There are often questions about how to read the characters in Hamlet: does Hamlet’s feigned madness become real? Do his problems with Gertrude’s marriage stem not only from sadness at his father’s death, but also from his own incestuous feelings for his mother? Does Laertes entertain similar desires for his sister Ophelia? For The Tiger Lillies, the answer to all of these questions is a resounding yes, and each character is confidently summed up. It is perhaps a shame that the performance doesn’t probe any deeper into the text, but it is also something of a relief to see a production with such clear-cut characterisation. Ophelia, one of Shakespeare’s most famous, and yet most silent, tragic heroines, is also given much more autonomy in this adaptation, as we see her daydreaming about her future with Hamlet, as well as her real grief at his abandonment of her – although it is surprising that her final speech, famous as it is, is cut completely.

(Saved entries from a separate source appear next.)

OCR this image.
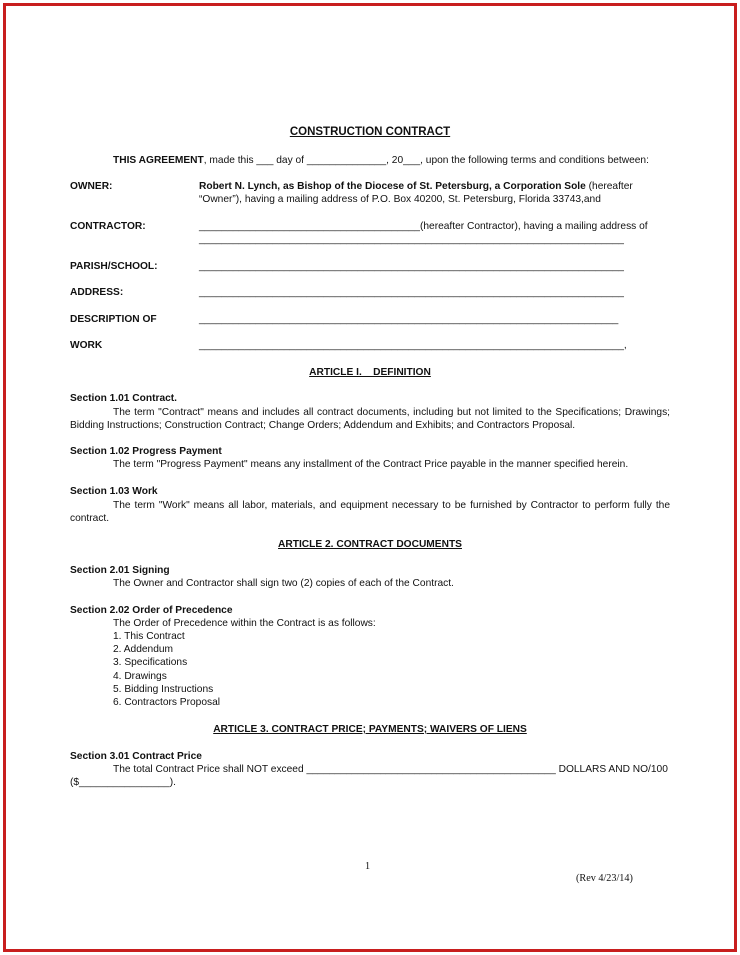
CONSTRUCTION CONTRACT
THIS AGREEMENT, made this ___ day of ______________, 20___, upon the following terms and conditions between:
OWNER:	Robert N. Lynch, as Bishop of the Diocese of St. Petersburg, a Corporation Sole (hereafter
“Owner”), having a mailing address of P.O. Box 40200, St. Petersburg, Florida 33743,and
CONTRACTOR:	_______________________________________(hereafter Contractor), having a mailing address of
___________________________________________________________________________
PARISH/SCHOOL:	___________________________________________________________________________
ADDRESS:	___________________________________________________________________________
DESCRIPTION OF	__________________________________________________________________________
WORK	___________________________________________________________________________,
ARTICLE I.    DEFINITION
Section 1.01 Contract.
The term "Contract" means and includes all contract documents, including but not limited to the Specifications; Drawings; Bidding Instructions; Construction Contract; Change Orders; Addendum and Exhibits; and Contractors Proposal.
Section 1.02 Progress Payment
The term "Progress Payment" means any installment of the Contract Price payable in the manner specified herein.
Section 1.03 Work
The term "Work" means all labor, materials, and equipment necessary to be furnished by Contractor to perform fully the contract.
ARTICLE 2. CONTRACT DOCUMENTS
Section 2.01 Signing
The Owner and Contractor shall sign two (2) copies of each of the Contract.
Section 2.02 Order of Precedence
The Order of Precedence within the Contract is as follows:
1. This Contract
2. Addendum
3. Specifications
4. Drawings
5. Bidding Instructions
6. Contractors Proposal
ARTICLE 3. CONTRACT PRICE; PAYMENTS; WAIVERS OF LIENS
Section 3.01 Contract Price
The total Contract Price shall NOT exceed ____________________________________________ DOLLARS AND NO/100
($________________).
1
(Rev 4/23/14)
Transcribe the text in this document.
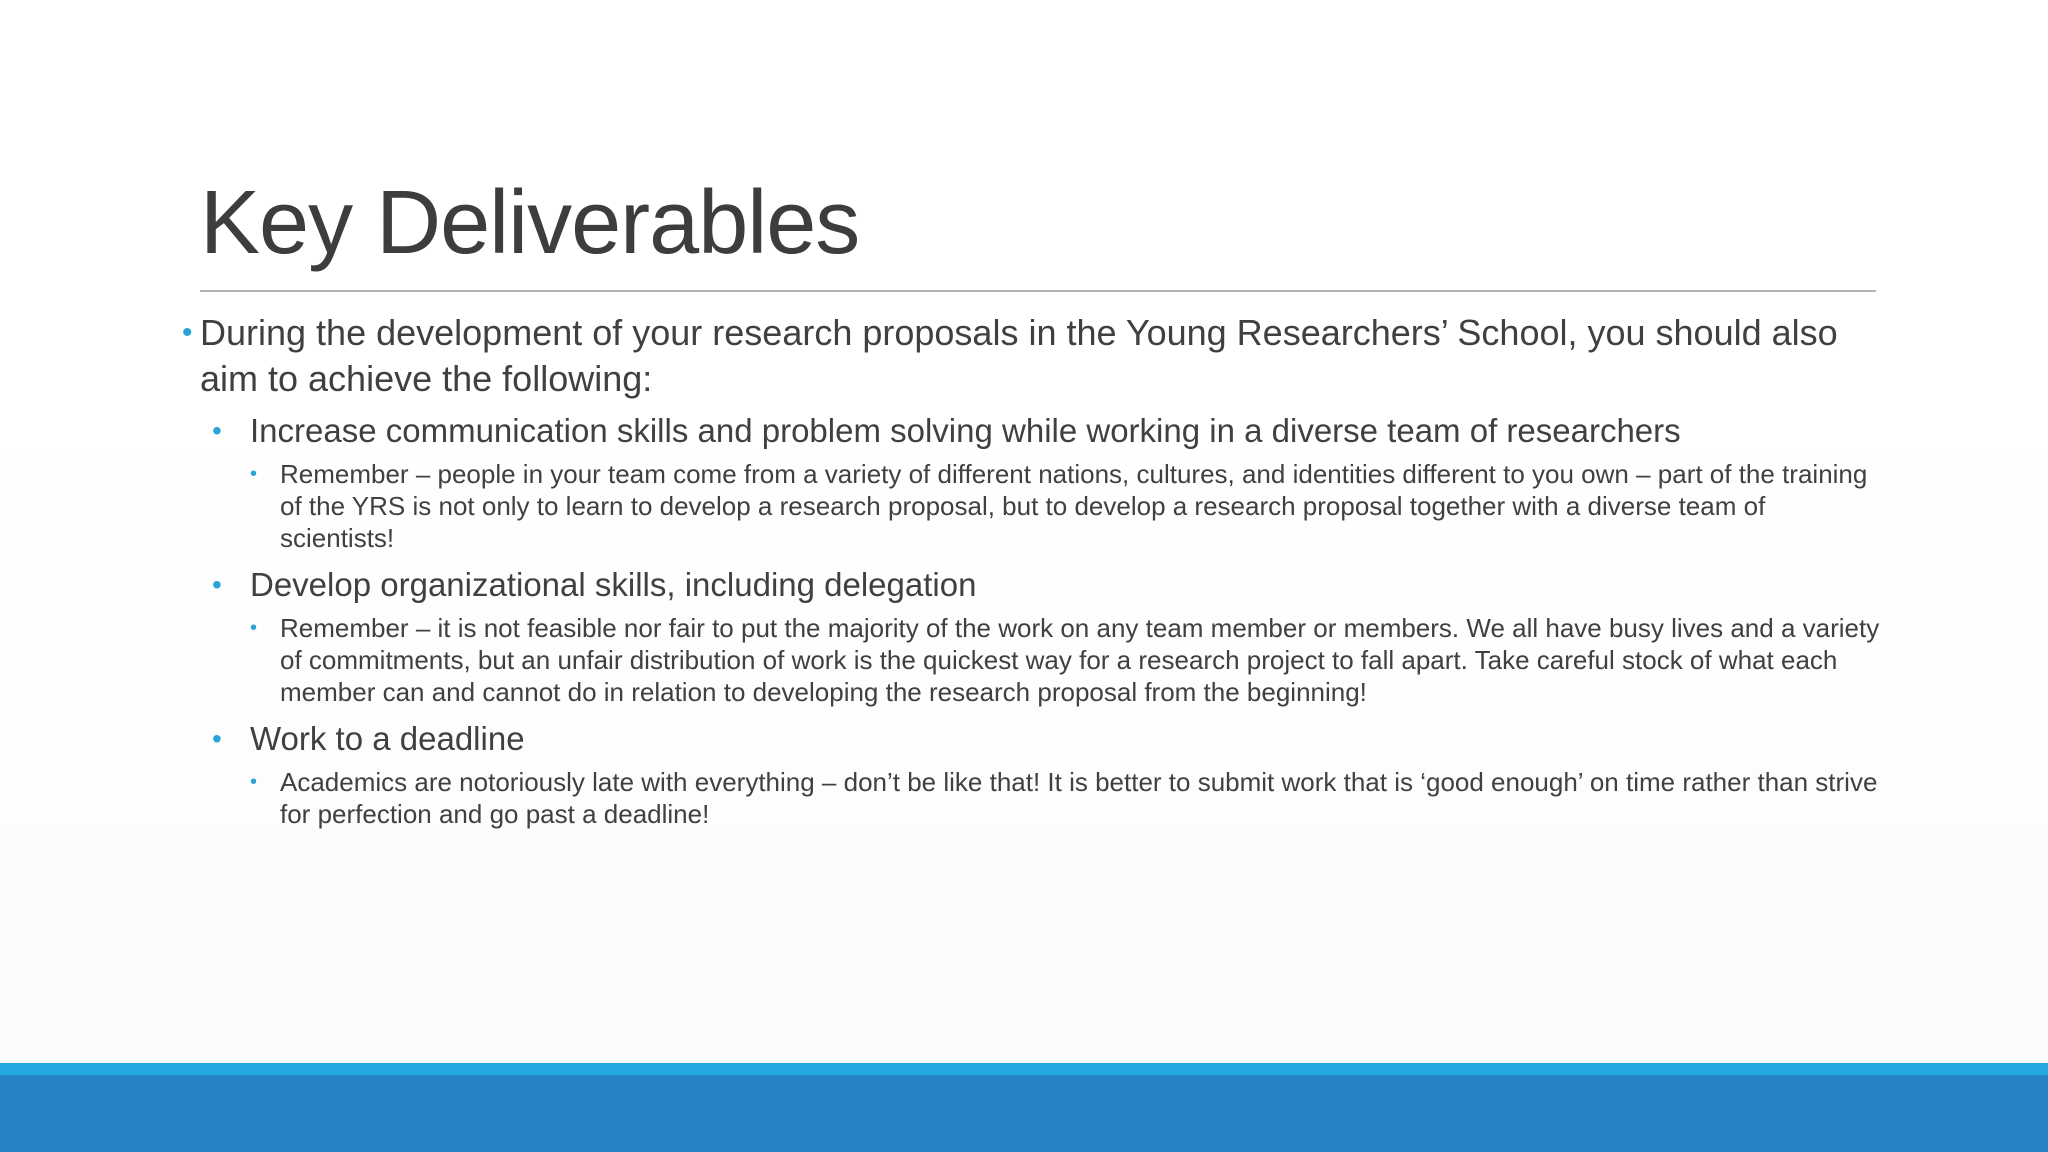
Key Deliverables
• During the development of your research proposals in the Young Researchers’ School, you should also aim to achieve the following:
• Increase communication skills and problem solving while working in a diverse team of researchers
• Remember – people in your team come from a variety of different nations, cultures, and identities different to you own – part of the training of the YRS is not only to learn to develop a research proposal, but to develop a research proposal together with a diverse team of scientists!
• Develop organizational skills, including delegation
• Remember – it is not feasible nor fair to put the majority of the work on any team member or members. We all have busy lives and a variety of commitments, but an unfair distribution of work is the quickest way for a research project to fall apart. Take careful stock of what each member can and cannot do in relation to developing the research proposal from the beginning!
• Work to a deadline
• Academics are notoriously late with everything – don’t be like that! It is better to submit work that is ‘good enough’ on time rather than strive for perfection and go past a deadline!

On every level, this is a production which mixes the traditional and the modern with success: Shakespearian dialogue is interspersed with The Tiger Lillies’ contemporary lyrics, while the costumes draw inspiration from a number of sources, with Gertrude in a glamorous yet skimpy evening dress, and Hamlet in a suit with Elizabethan sleeves; Ophelia’s childishness is represented by a white dress and bonnet, while Polonius is dressed as a puppet. Some scenes are intensely physical, as when Hamlet argues with Gertrude and Ophelia; while the duel in the finale is only acted out, as Hamlet and Laertes stand on opposite sides of the stage, waving their swords towards the audience instead of each other. This is a show which is removed from both Shakespeare’s world and our own, which takes place in a murky, undefined, subconscious region, somewhere between the characters’ minds and our own.
Although there are some questionable choices in terms of the less traditional aspects of the production – there are moments, when characters are suspended from the ceiling like puppets, which could do with more clarification – there are also some highly successful choices. The projector is used thoughtfully, as when the ghost’s face is projected onto the bodies of the characters onstage, or when Ophelia, suspended on a wire, spins in mid-air against a backdrop of roaring waves. There are also several moments when the characters move in slow motion, or are frozen in tableau, and it is these moments of stillness, contrasted with the overwhelming cacophony that follows, that draw out the emotion in this production. We, like Hamlet, are bombarded by noise and people and ghosts and death, and we do not know, any more than he does, what to do.